Pensilvania puede multar con $25,000 a una escuela CDL
Entrenar sin licencia estatal ya le puede costar $25,000 a una escuela. La regla federal dice de dónde debe venir el entrenamiento.

Pensilvania ya puede multar con hasta $25,000 a una escuela de manejo que dé entrenamiento inicial de CDL sin licencia estatal. La multa le cae a la escuela — pero el que se queda con un CDL y sin oficio es el operador.
El Senate Bill 1294 lo aprobó el gobernador el 20 de julio de 2026 y entró en vigor de inmediato. Enmienda la Sección 15 del Private Licensed Schools Act, la ley de 1986 que regula las escuelas privadas del estado.
Revisa de dónde salió tu entrenamiento antes de gastarle un dólar. Abajo va cómo.
Qué agrega la ley, exactamente
El inciso nuevo es corto. La junta estatal de escuelas privadas con licencia puede, por voto mayoritario de su membresía estatutariamente autorizada, imponer una multa civil de hasta $25,000 a cualquier persona que dé entrenamiento inicial de conductor sin estar debidamente licenciada bajo esa ley.
En la misma oración vienen dos límites, y no son menores:
- La multa sólo se puede imponer una vez por infracción.
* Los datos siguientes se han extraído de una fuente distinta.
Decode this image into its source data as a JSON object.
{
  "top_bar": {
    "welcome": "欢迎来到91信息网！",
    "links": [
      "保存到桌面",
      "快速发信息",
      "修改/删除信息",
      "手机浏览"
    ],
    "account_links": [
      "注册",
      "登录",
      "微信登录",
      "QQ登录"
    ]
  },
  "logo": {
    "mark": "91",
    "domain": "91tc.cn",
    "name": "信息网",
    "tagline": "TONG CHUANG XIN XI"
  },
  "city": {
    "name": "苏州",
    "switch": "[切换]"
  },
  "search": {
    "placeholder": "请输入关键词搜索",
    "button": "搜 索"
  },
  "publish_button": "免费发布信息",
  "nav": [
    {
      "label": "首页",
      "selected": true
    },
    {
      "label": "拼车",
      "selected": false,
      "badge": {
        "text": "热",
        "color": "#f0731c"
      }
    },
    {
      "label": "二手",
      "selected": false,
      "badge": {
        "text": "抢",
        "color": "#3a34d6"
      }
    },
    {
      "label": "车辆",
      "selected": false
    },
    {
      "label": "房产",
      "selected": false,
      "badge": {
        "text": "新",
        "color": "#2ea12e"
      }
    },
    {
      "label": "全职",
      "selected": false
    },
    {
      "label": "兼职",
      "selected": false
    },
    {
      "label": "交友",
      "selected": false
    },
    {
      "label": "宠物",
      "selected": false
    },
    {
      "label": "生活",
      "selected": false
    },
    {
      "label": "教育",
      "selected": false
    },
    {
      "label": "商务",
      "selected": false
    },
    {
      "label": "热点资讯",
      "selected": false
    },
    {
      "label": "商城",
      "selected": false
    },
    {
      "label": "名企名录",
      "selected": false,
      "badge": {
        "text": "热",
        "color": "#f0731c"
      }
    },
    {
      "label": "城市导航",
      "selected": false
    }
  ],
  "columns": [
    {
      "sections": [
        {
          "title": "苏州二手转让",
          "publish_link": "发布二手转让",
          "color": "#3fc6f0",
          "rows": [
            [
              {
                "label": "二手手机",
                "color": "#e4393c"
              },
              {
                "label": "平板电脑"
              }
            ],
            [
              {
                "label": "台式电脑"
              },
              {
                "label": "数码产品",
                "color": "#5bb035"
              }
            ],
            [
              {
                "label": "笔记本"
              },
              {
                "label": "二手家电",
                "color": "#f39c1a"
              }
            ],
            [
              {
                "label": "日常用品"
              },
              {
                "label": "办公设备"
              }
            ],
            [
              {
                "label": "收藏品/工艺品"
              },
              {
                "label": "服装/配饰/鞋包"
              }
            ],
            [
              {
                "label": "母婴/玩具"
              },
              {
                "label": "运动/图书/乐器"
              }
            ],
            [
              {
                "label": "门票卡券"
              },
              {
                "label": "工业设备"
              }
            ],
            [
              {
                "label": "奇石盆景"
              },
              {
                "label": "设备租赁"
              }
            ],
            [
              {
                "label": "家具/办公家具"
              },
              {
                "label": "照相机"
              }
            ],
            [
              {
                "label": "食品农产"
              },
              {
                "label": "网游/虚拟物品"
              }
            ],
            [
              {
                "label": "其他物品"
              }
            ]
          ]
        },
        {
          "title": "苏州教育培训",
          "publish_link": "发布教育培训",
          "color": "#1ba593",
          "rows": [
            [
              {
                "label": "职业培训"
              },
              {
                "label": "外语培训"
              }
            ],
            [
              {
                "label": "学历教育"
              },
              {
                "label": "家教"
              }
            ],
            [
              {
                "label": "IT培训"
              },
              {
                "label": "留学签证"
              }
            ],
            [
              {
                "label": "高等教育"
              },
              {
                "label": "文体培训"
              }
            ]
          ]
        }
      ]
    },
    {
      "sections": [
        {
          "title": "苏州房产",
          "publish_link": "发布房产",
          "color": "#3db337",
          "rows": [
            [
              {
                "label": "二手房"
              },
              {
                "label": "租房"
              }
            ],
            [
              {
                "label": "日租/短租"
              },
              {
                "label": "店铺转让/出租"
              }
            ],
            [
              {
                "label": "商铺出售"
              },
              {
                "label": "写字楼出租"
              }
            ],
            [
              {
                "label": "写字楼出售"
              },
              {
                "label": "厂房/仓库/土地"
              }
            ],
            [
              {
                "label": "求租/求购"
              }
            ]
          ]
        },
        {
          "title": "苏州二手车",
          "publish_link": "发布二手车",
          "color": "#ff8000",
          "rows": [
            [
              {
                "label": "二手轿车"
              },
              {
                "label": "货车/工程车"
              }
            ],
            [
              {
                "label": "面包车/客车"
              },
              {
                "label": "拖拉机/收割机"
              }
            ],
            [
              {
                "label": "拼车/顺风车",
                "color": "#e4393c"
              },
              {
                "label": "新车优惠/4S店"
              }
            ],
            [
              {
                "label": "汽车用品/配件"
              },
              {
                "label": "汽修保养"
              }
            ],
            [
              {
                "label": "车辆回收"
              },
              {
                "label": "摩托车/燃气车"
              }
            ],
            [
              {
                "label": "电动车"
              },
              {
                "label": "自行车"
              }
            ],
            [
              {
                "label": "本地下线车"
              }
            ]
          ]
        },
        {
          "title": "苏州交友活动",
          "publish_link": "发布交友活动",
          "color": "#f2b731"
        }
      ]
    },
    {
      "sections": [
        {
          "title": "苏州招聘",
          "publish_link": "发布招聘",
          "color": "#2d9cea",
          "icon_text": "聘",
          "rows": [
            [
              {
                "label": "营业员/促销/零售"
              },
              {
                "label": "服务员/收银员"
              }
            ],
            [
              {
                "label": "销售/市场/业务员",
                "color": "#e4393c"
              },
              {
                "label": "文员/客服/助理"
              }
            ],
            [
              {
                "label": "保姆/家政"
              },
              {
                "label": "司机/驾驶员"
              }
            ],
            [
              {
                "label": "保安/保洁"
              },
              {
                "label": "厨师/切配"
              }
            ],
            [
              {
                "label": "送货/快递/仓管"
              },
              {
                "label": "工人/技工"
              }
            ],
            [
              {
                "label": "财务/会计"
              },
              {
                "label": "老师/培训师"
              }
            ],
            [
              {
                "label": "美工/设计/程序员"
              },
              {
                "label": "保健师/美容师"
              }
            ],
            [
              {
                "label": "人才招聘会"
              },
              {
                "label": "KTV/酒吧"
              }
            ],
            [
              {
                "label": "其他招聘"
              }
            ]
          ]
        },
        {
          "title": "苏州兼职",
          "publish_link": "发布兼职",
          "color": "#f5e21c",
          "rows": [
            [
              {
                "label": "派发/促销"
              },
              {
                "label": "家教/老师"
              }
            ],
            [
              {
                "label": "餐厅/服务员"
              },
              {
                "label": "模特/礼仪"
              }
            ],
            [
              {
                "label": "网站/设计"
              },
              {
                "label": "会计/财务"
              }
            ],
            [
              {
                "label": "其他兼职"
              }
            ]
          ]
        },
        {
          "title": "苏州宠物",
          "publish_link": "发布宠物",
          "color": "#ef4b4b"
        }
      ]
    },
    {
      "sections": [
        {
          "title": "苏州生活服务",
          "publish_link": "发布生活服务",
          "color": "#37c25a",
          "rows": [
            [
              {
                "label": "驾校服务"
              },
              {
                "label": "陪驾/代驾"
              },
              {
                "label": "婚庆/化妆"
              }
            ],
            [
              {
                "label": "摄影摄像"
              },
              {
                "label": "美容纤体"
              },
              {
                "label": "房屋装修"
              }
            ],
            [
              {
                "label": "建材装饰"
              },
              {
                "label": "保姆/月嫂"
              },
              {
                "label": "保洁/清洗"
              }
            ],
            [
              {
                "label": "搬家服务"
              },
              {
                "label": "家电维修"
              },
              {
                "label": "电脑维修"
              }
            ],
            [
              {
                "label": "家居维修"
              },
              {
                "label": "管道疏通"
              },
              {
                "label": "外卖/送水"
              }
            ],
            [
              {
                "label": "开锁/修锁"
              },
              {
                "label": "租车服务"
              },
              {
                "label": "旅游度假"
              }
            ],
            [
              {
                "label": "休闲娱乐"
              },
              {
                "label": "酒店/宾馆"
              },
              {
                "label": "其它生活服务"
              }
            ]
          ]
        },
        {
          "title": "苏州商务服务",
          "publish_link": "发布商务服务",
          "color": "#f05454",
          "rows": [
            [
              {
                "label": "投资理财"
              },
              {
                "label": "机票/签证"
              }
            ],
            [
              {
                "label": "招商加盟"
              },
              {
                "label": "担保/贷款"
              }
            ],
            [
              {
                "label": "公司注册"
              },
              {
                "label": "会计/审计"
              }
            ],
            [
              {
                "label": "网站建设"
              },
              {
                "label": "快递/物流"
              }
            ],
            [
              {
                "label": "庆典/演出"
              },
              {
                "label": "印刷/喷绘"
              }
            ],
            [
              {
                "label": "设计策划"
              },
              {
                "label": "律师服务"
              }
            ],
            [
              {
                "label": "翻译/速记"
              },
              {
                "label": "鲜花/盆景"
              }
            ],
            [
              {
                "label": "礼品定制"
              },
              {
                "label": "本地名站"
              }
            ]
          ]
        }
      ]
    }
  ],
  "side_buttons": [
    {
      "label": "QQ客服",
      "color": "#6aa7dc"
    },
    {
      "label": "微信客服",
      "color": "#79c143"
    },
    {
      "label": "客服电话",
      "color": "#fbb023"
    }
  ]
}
No es un contador que corre.
- Antes de cobrarla, la persona tiene derecho a una audiencia bajo el procedimiento del Título 2 de los Estatutos Consolidados de Pensilvania.
El proyecto pasó la Cámara 201 a 1 y lo presentó la senadora Judy Ward con ocho co-patrocinadores.
La parte que es federal, y te aplica estés donde estés
La ley no inventa su propia definición de entrenamiento. Apunta al 49 CFR Parte 380, Subparte F — la regla federal de entrenamiento inicial, vigente desde el 7 de febrero de 2022.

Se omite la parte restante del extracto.